Yungblud performing at Vans Warped Tour.
Photo Credit: Jon Winkler

 

But another trait of Warped Tour is weirdness, both in its acts and its audience. The likes of Eminem and The Black Eyed Peas have graced the stages of Warped Tour in the past, representing the occasional odd ball in the line-up that’s either too pop or too rap for the expected crowd in skate shoes. Take Oakland, California’s MC Lars for instance, who strutted onto the Journeys Right Foot wearing an Adidas tracksuit and a Legend of Zelda Nintendo cartridge as a gold chain while rapping in the vein of Run-DMC and the Beastie Boys. And then there was one of this year’s true wildcards: Yungblud, the 19-year-old British brat who’s mixed angsty pop rock with hints of rap. The second he spun onto the Owly.FM stage, swinging around a Gibson SG while wearing a pink and black striped shirt looking like Johnny Depp’s understudy in Charlie and the Chocolate Factory, he somehow seemed to fit right into the mold and be almost alien to the entire scene. He looked like a Hot Topic model and sung with a classic snotty attitude, yet he puckered his lips and shook his shoulders like Mick Jagger in the 70s while singing “Psychotic Kids” and “I Love You, Will You Marry Me.”

Advertisement

“He’s unique compared to all the other really hard music, which I do like. But I also enjoy him as well,” Sierra Martin, who drove up from central New Jersey to see Warped Tour, said before his set.

“I love him so much,” Mackenzie Nicosia, who accompanied Ms. Martin on the drive up from Jersey, said before screaming her head off during Yungblud’s set.

That weirdness didn’t even stop with the acts on stage. On top of the cavalcade of colorful merch stores containing everything from commemorative wristbands to…whatever was being sold at the Twiztid merch table was the occasional eye-catching characters popping up at the show. One of them was Dylan Tanella, a Wantagh local who stood in the middle of the crowd wearing a white t-shirt that read, “Sign me.” By that he meant having random concert goers walk up to him and sign his shirt in marker.
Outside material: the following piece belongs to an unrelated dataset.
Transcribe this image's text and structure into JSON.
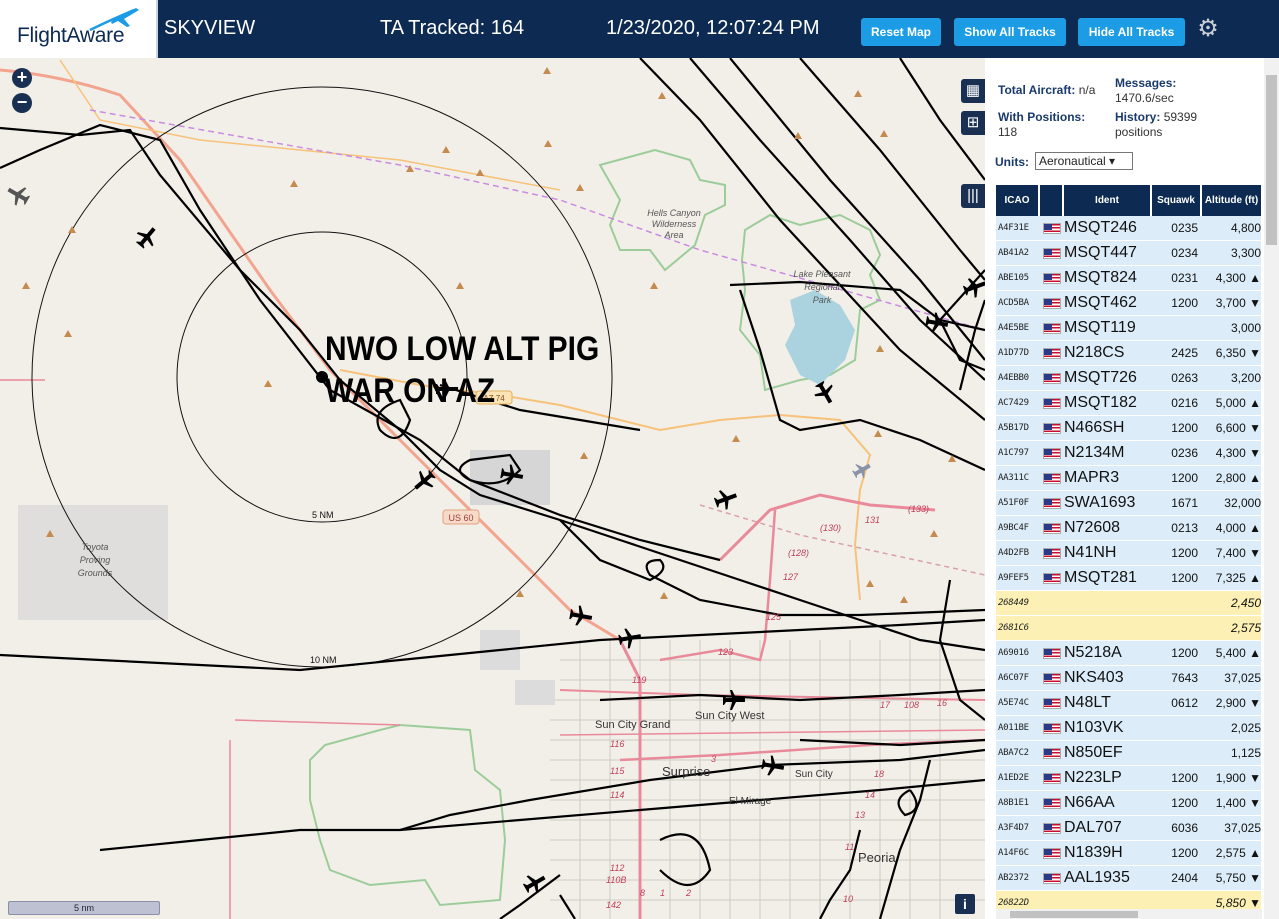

Dylan Tanella letting people sign his t-shirt at Vans Warped Tour.
Photo Credit: Jon Winkler

 

Advertisement

“Five years ago, I saw all the people with the ‘Free hugs’ stuff going around,” Mr. Tanella said. “They weren’t getting much attention and for some reason I thought, ‘Hey everyone is waiting in line to get signatures from bands. Why don’t I give them something to do while they’re waiting on the line.’ It’s just to have a good time.”

So maybe that’s what the final Vans Warped Tour is supposed to be: routine. As much as its audience has donned black eyeliner and would prefer My Chemical Romance to play their funerals, it would seem inappropriate to drench the farewell tour with gloom and doom. Though Warped Tour is saying goodbye, it’s going out with the same teenaged yelp it’s cried for 24 years. Even with the packed crowd at the Journeys stages at the end of the night paying tribute to the older guard of Warped, flickers of the next generation will still heard from the tiny Full Sail stage by the ferocious swagger of New York’s own Vista. Loud, varied and exhausting, Warped Tour doesn’t feel like it’s saying goodbye. More like, “I’ll see you when you pick me up later, mom.”